Les représentants de plusieurs organisations professionnelles agricoles de la Vienne (1) ont annoncé avoir obtenu la suspension des études HMUC (hydrologie, milieux, usages, climat) dans l’ensemble du bassin Loire-Bretagne. La décision a été prise après une rencontre avec la préfète coordinatrice dudit bassin, Sophie Brocas, le 29 octobre.

Propres au bassin Loire-Bretagne et réalisées dans chaque sous-bassin, ces études HMUC visent à mieux connaître les ressources en eau et à déterminer les volumes prélevables en périodes d’étiage. Selon les syndicats agricoles, l’autorité préfectorale se serait engagée à ne signer aucun arrêté tant que ces études n’intègreront pas de volet socio-économique.

« Il est primordial que soient respectées la loi d’orientation agricole, qui consacre l’agriculture comme d’intérêt général majeur, et la loi Duplomb, qui permet l’inscription de l’intégration des études socio-économiques dans le Code de l’environnement », indiquent les organisations dans leur communiqué commun.

Parallèlement, elles affirment avoir obtenu le lancement d’un plan d’action agricole destiné à accompagner l’adaptation au changement climatique, notamment en matière de stockage de l’eau. « Les projets de réserves et leur maillage territorial […] seront suivis de près par les organisations professionnelles agricoles », précisent-elles.

Un déséquilibre entre ressource et usages

Saluée par les organisations professionnelles à l’origine de la rencontre, la décision préfectorale a, en revanche, suscité l’indignation de la Confédération paysanne. Dans un communiqué du 3 novembre, elle dénonce une remise en cause « inacceptable » du principe selon lequel les prélèvements doivent s’adapter à la ressource disponible.

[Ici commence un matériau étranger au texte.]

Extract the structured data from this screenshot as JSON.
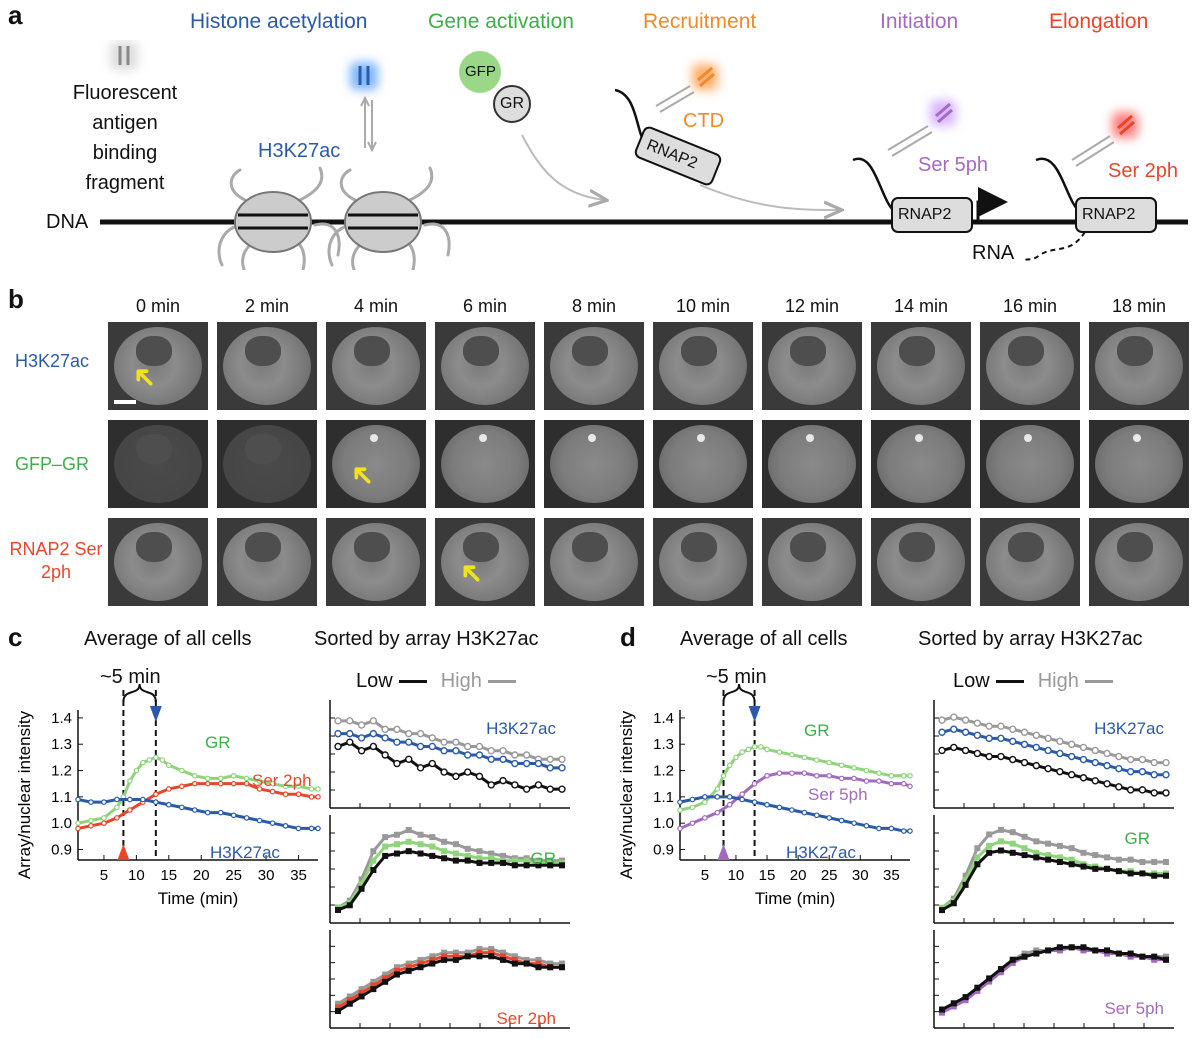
{
  "panel_a": {
    "letter": "a",
    "stages": [
      "Histone acetylation",
      "Gene activation",
      "Recruitment",
      "Initiation",
      "Elongation"
    ],
    "stage_colors": [
      "#2b5aa8",
      "#3dae4a",
      "#f08a2a",
      "#a26bc0",
      "#e8462a"
    ],
    "fab_label": [
      "Fluorescent",
      "antigen",
      "binding",
      "fragment"
    ],
    "h3k27ac": "H3K27ac",
    "gfp": "GFP",
    "gr": "GR",
    "ctd": "CTD",
    "rnap2": "RNAP2",
    "ser5": "Ser 5ph",
    "ser2": "Ser 2ph",
    "dna": "DNA",
    "rna": "RNA"
  },
  "panel_b": {
    "letter": "b",
    "times": [
      "0 min",
      "2 min",
      "4 min",
      "6 min",
      "8 min",
      "10 min",
      "12 min",
      "14 min",
      "16 min",
      "18 min"
    ],
    "rows": [
      {
        "label": "H3K27ac",
        "color": "#2b5aa8"
      },
      {
        "label": "GFP–GR",
        "color": "#3dae4a"
      },
      {
        "label": "RNAP2 Ser 2ph",
        "color": "#e8462a"
      }
    ]
  },
  "panel_c": {
    "letter": "c",
    "title_left": "Average of all cells",
    "title_right": "Sorted by array H3K27ac",
    "delay_label": "~5 min",
    "legend_low": "Low",
    "legend_high": "High"
  },
  "panel_d": {
    "letter": "d",
    "title_left": "Average of all cells",
    "title_right": "Sorted by array H3K27ac",
    "delay_label": "~5 min",
    "legend_low": "Low",
    "legend_high": "High"
  },
  "chart_data": [
    {
      "id": "c-average",
      "type": "line",
      "xlabel": "Time (min)",
      "ylabel": "Array/nuclear intensity",
      "xticks": [
        5,
        10,
        15,
        20,
        25,
        30,
        35
      ],
      "yticks": [
        0.9,
        1.0,
        1.1,
        1.2,
        1.3,
        1.4
      ],
      "xlim": [
        1,
        38
      ],
      "ylim": [
        0.86,
        1.43
      ],
      "markers": {
        "first_response": 8,
        "peak": 13
      },
      "series": [
        {
          "name": "GR",
          "color": "#8fd47a",
          "x": [
            1,
            3,
            5,
            7,
            8,
            9,
            10,
            11,
            12,
            13,
            14,
            15,
            17,
            19,
            21,
            23,
            25,
            27,
            29,
            31,
            33,
            35,
            37,
            38
          ],
          "values": [
            1.0,
            1.01,
            1.02,
            1.06,
            1.1,
            1.16,
            1.2,
            1.23,
            1.24,
            1.25,
            1.24,
            1.22,
            1.2,
            1.18,
            1.17,
            1.17,
            1.18,
            1.17,
            1.16,
            1.15,
            1.14,
            1.14,
            1.13,
            1.13
          ]
        },
        {
          "name": "Ser 2ph",
          "color": "#e8462a",
          "x": [
            1,
            3,
            5,
            7,
            9,
            11,
            13,
            15,
            17,
            19,
            21,
            23,
            25,
            27,
            29,
            31,
            33,
            35,
            37,
            38
          ],
          "values": [
            0.98,
            0.99,
            1.0,
            1.02,
            1.05,
            1.08,
            1.11,
            1.13,
            1.14,
            1.15,
            1.15,
            1.15,
            1.15,
            1.15,
            1.13,
            1.12,
            1.11,
            1.11,
            1.1,
            1.1
          ]
        },
        {
          "name": "H3K27ac",
          "color": "#2b5aa8",
          "x": [
            1,
            3,
            5,
            7,
            9,
            11,
            13,
            15,
            17,
            19,
            21,
            23,
            25,
            27,
            29,
            31,
            33,
            35,
            37,
            38
          ],
          "values": [
            1.09,
            1.08,
            1.08,
            1.09,
            1.09,
            1.09,
            1.08,
            1.07,
            1.06,
            1.05,
            1.04,
            1.04,
            1.03,
            1.02,
            1.01,
            1.0,
            0.99,
            0.98,
            0.98,
            0.98
          ]
        }
      ]
    },
    {
      "id": "c-sorted-h3k27ac",
      "type": "line",
      "label": "H3K27ac",
      "label_color": "#2b5aa8",
      "series": [
        {
          "color": "#999999",
          "values": [
            1.15,
            1.15,
            1.14,
            1.15,
            1.13,
            1.13,
            1.12,
            1.12,
            1.11,
            1.1,
            1.1,
            1.09,
            1.09,
            1.08,
            1.08,
            1.07,
            1.07,
            1.06,
            1.06,
            1.06
          ]
        },
        {
          "color": "#2b5aa8",
          "values": [
            1.12,
            1.12,
            1.11,
            1.12,
            1.11,
            1.1,
            1.1,
            1.09,
            1.09,
            1.08,
            1.08,
            1.07,
            1.07,
            1.06,
            1.06,
            1.05,
            1.05,
            1.05,
            1.04,
            1.04
          ]
        },
        {
          "color": "#111111",
          "values": [
            1.09,
            1.1,
            1.08,
            1.09,
            1.07,
            1.05,
            1.06,
            1.04,
            1.05,
            1.03,
            1.02,
            1.03,
            1.02,
            1.0,
            1.01,
            1.0,
            0.99,
            1.0,
            0.99,
            0.99
          ]
        }
      ]
    },
    {
      "id": "c-sorted-gr",
      "type": "line",
      "label": "GR",
      "label_color": "#3dae4a",
      "series": [
        {
          "color": "#999999",
          "values": [
            1.0,
            1.03,
            1.12,
            1.24,
            1.3,
            1.31,
            1.33,
            1.31,
            1.3,
            1.28,
            1.27,
            1.25,
            1.24,
            1.23,
            1.22,
            1.21,
            1.21,
            1.2,
            1.2,
            1.2
          ]
        },
        {
          "color": "#8fd47a",
          "values": [
            1.0,
            1.02,
            1.1,
            1.2,
            1.26,
            1.27,
            1.28,
            1.27,
            1.26,
            1.24,
            1.23,
            1.22,
            1.21,
            1.21,
            1.2,
            1.2,
            1.2,
            1.19,
            1.19,
            1.19
          ]
        },
        {
          "color": "#111111",
          "values": [
            0.99,
            1.01,
            1.08,
            1.16,
            1.22,
            1.23,
            1.24,
            1.23,
            1.22,
            1.21,
            1.2,
            1.2,
            1.19,
            1.19,
            1.19,
            1.18,
            1.18,
            1.18,
            1.18,
            1.18
          ]
        }
      ]
    },
    {
      "id": "c-sorted-ser2",
      "type": "line",
      "label": "Ser 2ph",
      "label_color": "#e8462a",
      "series": [
        {
          "color": "#999999",
          "values": [
            1.0,
            1.02,
            1.04,
            1.06,
            1.08,
            1.1,
            1.11,
            1.12,
            1.13,
            1.14,
            1.14,
            1.14,
            1.15,
            1.15,
            1.14,
            1.13,
            1.12,
            1.12,
            1.11,
            1.11
          ]
        },
        {
          "color": "#e8462a",
          "values": [
            0.99,
            1.01,
            1.03,
            1.05,
            1.07,
            1.09,
            1.1,
            1.11,
            1.12,
            1.13,
            1.13,
            1.13,
            1.14,
            1.14,
            1.13,
            1.12,
            1.11,
            1.11,
            1.1,
            1.1
          ]
        },
        {
          "color": "#111111",
          "values": [
            0.98,
            1.0,
            1.02,
            1.04,
            1.06,
            1.08,
            1.09,
            1.1,
            1.11,
            1.12,
            1.12,
            1.13,
            1.13,
            1.13,
            1.12,
            1.11,
            1.11,
            1.1,
            1.1,
            1.1
          ]
        }
      ]
    },
    {
      "id": "d-average",
      "type": "line",
      "xlabel": "Time (min)",
      "ylabel": "Array/nuclear intensity",
      "xticks": [
        5,
        10,
        15,
        20,
        25,
        30,
        35
      ],
      "yticks": [
        0.9,
        1.0,
        1.1,
        1.2,
        1.3,
        1.4
      ],
      "xlim": [
        1,
        38
      ],
      "ylim": [
        0.86,
        1.43
      ],
      "markers": {
        "first_response": 8,
        "peak": 13
      },
      "series": [
        {
          "name": "GR",
          "color": "#8fd47a",
          "x": [
            1,
            3,
            5,
            7,
            8,
            9,
            10,
            11,
            12,
            13,
            14,
            15,
            17,
            19,
            21,
            23,
            25,
            27,
            29,
            31,
            33,
            35,
            37,
            38
          ],
          "values": [
            1.05,
            1.06,
            1.08,
            1.13,
            1.18,
            1.22,
            1.25,
            1.27,
            1.28,
            1.29,
            1.29,
            1.28,
            1.27,
            1.26,
            1.25,
            1.24,
            1.23,
            1.22,
            1.21,
            1.2,
            1.19,
            1.18,
            1.18,
            1.18
          ]
        },
        {
          "name": "Ser 5ph",
          "color": "#a26bc0",
          "x": [
            1,
            3,
            5,
            7,
            9,
            11,
            13,
            15,
            17,
            19,
            21,
            23,
            25,
            27,
            29,
            31,
            33,
            35,
            37,
            38
          ],
          "values": [
            0.98,
            1.0,
            1.02,
            1.04,
            1.07,
            1.11,
            1.15,
            1.18,
            1.19,
            1.19,
            1.19,
            1.18,
            1.18,
            1.17,
            1.17,
            1.16,
            1.16,
            1.15,
            1.15,
            1.14
          ]
        },
        {
          "name": "H3K27ac",
          "color": "#2b5aa8",
          "x": [
            1,
            3,
            5,
            7,
            9,
            11,
            13,
            15,
            17,
            19,
            21,
            23,
            25,
            27,
            29,
            31,
            33,
            35,
            37,
            38
          ],
          "values": [
            1.08,
            1.09,
            1.1,
            1.1,
            1.1,
            1.09,
            1.08,
            1.07,
            1.06,
            1.05,
            1.04,
            1.03,
            1.02,
            1.01,
            1.0,
            0.99,
            0.98,
            0.98,
            0.97,
            0.97
          ]
        }
      ]
    },
    {
      "id": "d-sorted-h3k27ac",
      "type": "line",
      "label": "H3K27ac",
      "label_color": "#2b5aa8",
      "series": [
        {
          "color": "#999999",
          "values": [
            1.3,
            1.31,
            1.3,
            1.29,
            1.28,
            1.28,
            1.27,
            1.26,
            1.25,
            1.24,
            1.23,
            1.22,
            1.21,
            1.2,
            1.19,
            1.18,
            1.17,
            1.17,
            1.16,
            1.16
          ]
        },
        {
          "color": "#2b5aa8",
          "values": [
            1.26,
            1.27,
            1.26,
            1.25,
            1.24,
            1.24,
            1.23,
            1.22,
            1.21,
            1.2,
            1.19,
            1.18,
            1.17,
            1.16,
            1.15,
            1.14,
            1.13,
            1.13,
            1.12,
            1.12
          ]
        },
        {
          "color": "#111111",
          "values": [
            1.2,
            1.21,
            1.2,
            1.19,
            1.18,
            1.18,
            1.17,
            1.16,
            1.15,
            1.14,
            1.13,
            1.12,
            1.11,
            1.1,
            1.09,
            1.08,
            1.07,
            1.07,
            1.06,
            1.06
          ]
        }
      ]
    },
    {
      "id": "d-sorted-gr",
      "type": "line",
      "label": "GR",
      "label_color": "#3dae4a",
      "series": [
        {
          "color": "#999999",
          "values": [
            1.0,
            1.04,
            1.14,
            1.26,
            1.32,
            1.34,
            1.33,
            1.31,
            1.29,
            1.28,
            1.27,
            1.26,
            1.24,
            1.23,
            1.22,
            1.21,
            1.21,
            1.2,
            1.2,
            1.2
          ]
        },
        {
          "color": "#8fd47a",
          "values": [
            1.0,
            1.03,
            1.12,
            1.22,
            1.27,
            1.29,
            1.28,
            1.26,
            1.24,
            1.23,
            1.22,
            1.21,
            1.19,
            1.18,
            1.17,
            1.16,
            1.16,
            1.15,
            1.15,
            1.15
          ]
        },
        {
          "color": "#111111",
          "values": [
            0.99,
            1.02,
            1.1,
            1.19,
            1.24,
            1.25,
            1.24,
            1.23,
            1.22,
            1.21,
            1.2,
            1.19,
            1.18,
            1.17,
            1.17,
            1.16,
            1.15,
            1.15,
            1.14,
            1.14
          ]
        }
      ]
    },
    {
      "id": "d-sorted-ser5",
      "type": "line",
      "label": "Ser 5ph",
      "label_color": "#a26bc0",
      "series": [
        {
          "color": "#999999",
          "values": [
            1.0,
            1.02,
            1.04,
            1.07,
            1.1,
            1.13,
            1.16,
            1.18,
            1.19,
            1.19,
            1.2,
            1.2,
            1.2,
            1.19,
            1.19,
            1.18,
            1.18,
            1.17,
            1.17,
            1.17
          ]
        },
        {
          "color": "#a26bc0",
          "values": [
            0.99,
            1.01,
            1.03,
            1.06,
            1.09,
            1.12,
            1.15,
            1.17,
            1.18,
            1.19,
            1.19,
            1.2,
            1.19,
            1.19,
            1.18,
            1.18,
            1.17,
            1.17,
            1.16,
            1.16
          ]
        },
        {
          "color": "#111111",
          "values": [
            1.0,
            1.02,
            1.04,
            1.07,
            1.1,
            1.13,
            1.16,
            1.17,
            1.18,
            1.19,
            1.2,
            1.2,
            1.2,
            1.19,
            1.19,
            1.18,
            1.18,
            1.17,
            1.17,
            1.16
          ]
        }
      ]
    }
  ]
}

« Plutôt que de passer leur temps et leur énergie à contester des études scientifiques, ces organisations agricoles devraient se mettre au travail pour proposer un nouveau modèle de répartition et de partage de l’eau », soutient-elle. Selon elle, ce modèle suppose d’abandonner les références historiques de volume d’eau, de définir des cultures prioritaires pour répartir et plafonner les volumes, et d’accompagner la transition vers des systèmes agricoles moins consommateurs en eau.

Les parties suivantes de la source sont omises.